UTAH SYMPHONY CHAMBER ORCHESTRA, Libby Gardner Concert Hall, Thursday.

It's always a special occasion when one of the Utah Symphony's own steps into the soloist's spotlight in front of his or her colleagues. It gives the audience a rare opportunity to hear what exceptional musicians there are in the orchestra individually rather than just collectively.

Such was the case Thursday evening when the symphony's assistant concertmaster, David Park, soloed with the Utah Symphony Chamber Orchestra under music director Keith Lockhart in Libby Gardner Concert Hall.

Park is a fabulous violinist with impeccable technique and musicality to match. And both were on display in abundance in the work he played, Christian Sinding's Suite for Violin and Orchestra in A minor, Op. 10.

A relatively unknown and seldom performed work, the suite nevertheless has every necessary component to make it a tour de force showpiece for the violinist. From the dazzling pyrotechnics of the perpetual motion first movement, to the lushly romantic slow movement, to the virtuoso finale, the suite requires a violinist with dexterity and technical mastery to play it convincingly. And Park is just such an artist. He gave a luminous performance that sparkled with vitality.

After the Sinding, Park treated the audience to an encore, the Largo from J.S. Bach's Sonata No. 3 for Solo Violin. Park played this sublimely beautiful movement with sensitivity and deep emotional involvement that transported the listeners to a higher consciousness.

Lockhart opened the concert with a dynamic performance of Edvard Grieg's "Holberg Suite" that captured the warm romanticism that lies couched within the baroque dance forms that make up this work. The string orchestra, with only a few substitute players, played wondrously and gave the music a sheen that enhanced the performance immensely.

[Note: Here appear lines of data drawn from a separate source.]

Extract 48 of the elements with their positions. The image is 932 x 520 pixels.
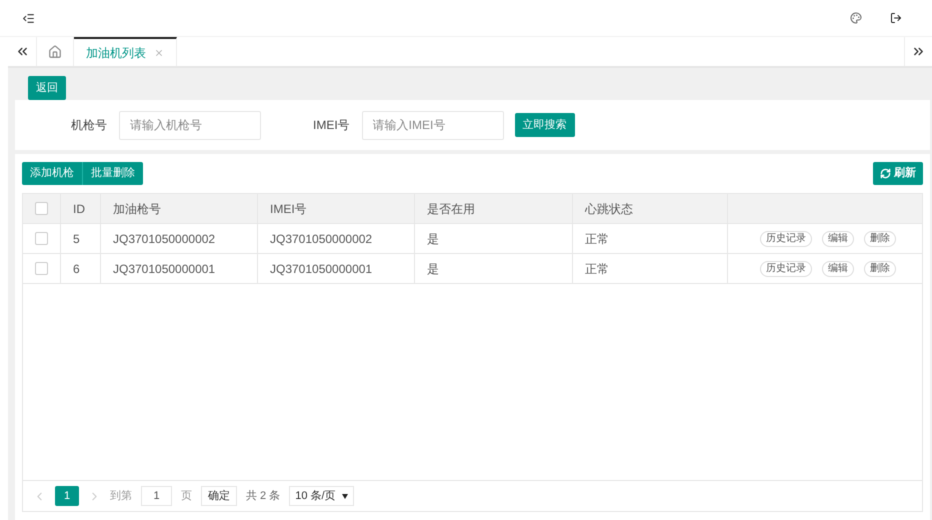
logout-icon[interactable] bbox=[890, 12, 902, 24]
column-header: 心跳状态 bbox=[585, 200, 633, 218]
confirm-button[interactable]: 确定 bbox=[201, 486, 237, 506]
palette-icon[interactable] bbox=[850, 12, 862, 24]
row-action-button[interactable]: 编辑 bbox=[822, 260, 854, 276]
close-icon[interactable] bbox=[154, 48, 164, 58]
row-action-button[interactable]: 删除 bbox=[864, 260, 896, 276]
table-cell-text: 5 bbox=[73, 230, 80, 248]
table-cell-text: 正常 bbox=[585, 260, 609, 278]
total-count: 共 2 条 bbox=[246, 488, 280, 504]
column-header: 加油枪号 bbox=[113, 200, 161, 218]
column-header: IMEI号 bbox=[270, 200, 307, 218]
search-button[interactable]: 立即搜索 bbox=[514, 113, 575, 137]
refresh-button[interactable]: 刷新 bbox=[873, 162, 923, 185]
column-header: 是否在用 bbox=[427, 200, 475, 218]
row-action-button[interactable]: 编辑 bbox=[822, 230, 854, 246]
row-action-button[interactable]: 删除 bbox=[864, 230, 896, 246]
field-label: 机枪号 bbox=[71, 117, 107, 134]
table-cell-text: JQ3701050000001 bbox=[270, 260, 372, 278]
column-header: ID bbox=[73, 200, 85, 218]
row-checkbox[interactable] bbox=[35, 262, 48, 275]
row-checkbox[interactable] bbox=[35, 232, 48, 245]
search-field[interactable]: 请输入IMEI号 bbox=[362, 110, 504, 140]
table-cell-text: 是 bbox=[427, 230, 439, 248]
page-unit: 页 bbox=[181, 488, 192, 504]
tab[interactable]: 加油机列表 bbox=[74, 37, 177, 66]
row-action-button[interactable]: 历史记录 bbox=[760, 230, 812, 246]
search-field[interactable]: 请输入机枪号 bbox=[119, 110, 261, 140]
dropdown-icon bbox=[342, 494, 348, 498]
field-label: IMEI号 bbox=[313, 117, 350, 134]
toolbar-button[interactable]: 批量删除 bbox=[83, 162, 143, 185]
menu-icon[interactable] bbox=[22, 12, 35, 24]
refresh-icon bbox=[880, 168, 891, 179]
row-action-button[interactable]: 历史记录 bbox=[760, 260, 812, 276]
goto-label: 到第 bbox=[110, 488, 132, 504]
table-cell-text: JQ3701050000001 bbox=[113, 260, 216, 278]
page-button[interactable]: 1 bbox=[55, 486, 79, 506]
table-cell-text: 正常 bbox=[585, 230, 609, 248]
page-input[interactable]: 1 bbox=[141, 486, 172, 506]
back-button[interactable]: 返回 bbox=[28, 76, 66, 100]
page-size-select[interactable]: 10 条/页 bbox=[289, 486, 354, 506]
select-all-checkbox[interactable] bbox=[35, 202, 48, 215]
table-cell-text: JQ3701050000002 bbox=[113, 230, 216, 248]
table-cell-text: 6 bbox=[73, 260, 80, 278]
toolbar-button[interactable]: 添加机枪 bbox=[22, 162, 83, 185]
table-cell-text: 是 bbox=[427, 260, 439, 278]
table-cell-text: JQ3701050000002 bbox=[270, 230, 372, 248]
home-icon[interactable] bbox=[48, 44, 62, 58]
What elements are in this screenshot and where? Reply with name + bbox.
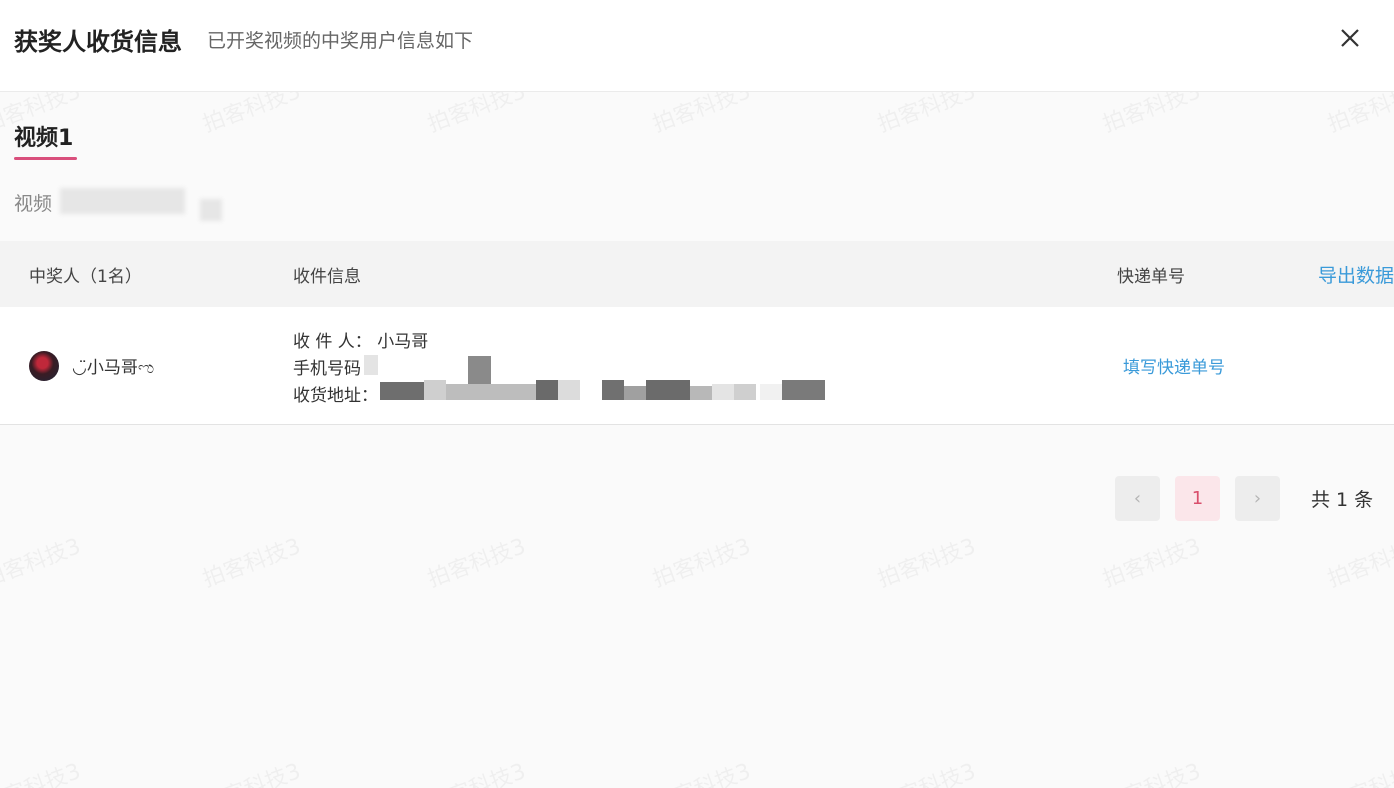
tab-video-1[interactable]: 视频1 xyxy=(14,120,73,152)
chevron-left-icon: ‹ xyxy=(1133,488,1142,509)
avatar xyxy=(29,351,59,381)
column-header-winner: 中奖人（1名） xyxy=(29,267,142,287)
watermark-text: 拍客科技3 xyxy=(648,754,755,788)
redacted-video-title xyxy=(60,188,185,214)
watermark-text: 拍客科技3 xyxy=(1098,529,1205,594)
redacted-phone-number xyxy=(364,355,378,375)
watermark-text: 拍客科技3 xyxy=(423,529,530,594)
dialog-title: 获奖人收货信息 xyxy=(14,28,182,56)
fill-tracking-number-link[interactable]: 填写快递单号 xyxy=(1123,353,1225,378)
watermark-text: 拍客科技3 xyxy=(873,529,980,594)
column-header-tracking-number: 快递单号 xyxy=(1117,267,1185,287)
redacted-video-title-extra xyxy=(200,199,222,221)
column-header-shipping-info: 收件信息 xyxy=(293,267,361,287)
close-button[interactable] xyxy=(1336,24,1364,52)
tab-active-indicator xyxy=(14,157,77,160)
watermark-text: 拍客科技3 xyxy=(423,754,530,788)
pagination-next-button[interactable]: › xyxy=(1235,476,1280,521)
pagination-total: 共 1 条 xyxy=(1311,489,1374,511)
watermark-text: 拍客科技3 xyxy=(1323,754,1394,788)
winner-nickname: ◡̈小马哥ಌ xyxy=(72,358,155,378)
watermark-text: 拍客科技3 xyxy=(198,754,305,788)
close-icon xyxy=(1341,29,1359,47)
address-label: 收货地址： xyxy=(293,386,378,406)
watermark-text: 拍客科技3 xyxy=(873,754,980,788)
dialog-subtitle: 已开奖视频的中奖用户信息如下 xyxy=(207,30,474,52)
redacted-address xyxy=(380,380,825,400)
export-data-link[interactable]: 导出数据 xyxy=(1318,261,1394,288)
watermark-text: 拍客科技3 xyxy=(0,529,84,594)
chevron-right-icon: › xyxy=(1253,488,1262,509)
watermark-text: 拍客科技3 xyxy=(648,529,755,594)
phone-label: 手机号码 xyxy=(293,359,361,379)
watermark-text: 拍客科技3 xyxy=(1098,754,1205,788)
video-title-label: 视频 xyxy=(14,193,53,215)
recipient-line: 收 件 人： 小马哥 xyxy=(293,332,429,352)
watermark-text: 拍客科技3 xyxy=(0,754,84,788)
watermark-text: 拍客科技3 xyxy=(198,529,305,594)
watermark-text: 拍客科技3 xyxy=(1323,529,1394,594)
pagination-prev-button[interactable]: ‹ xyxy=(1115,476,1160,521)
pagination-page-1[interactable]: 1 xyxy=(1175,476,1220,521)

Even though the concert was titled "Nordic Masterpieces," Lockhart ended the evening with a work by the decidedly Viennese Franz Schubert. But any reason to play Schubert's music is acceptable, and his Symphony No. 2 was given a captivating performance, in which the deliciously innocent tunes and the joie de vivre atmosphere that permeates the work came through with breathtaking exuberance.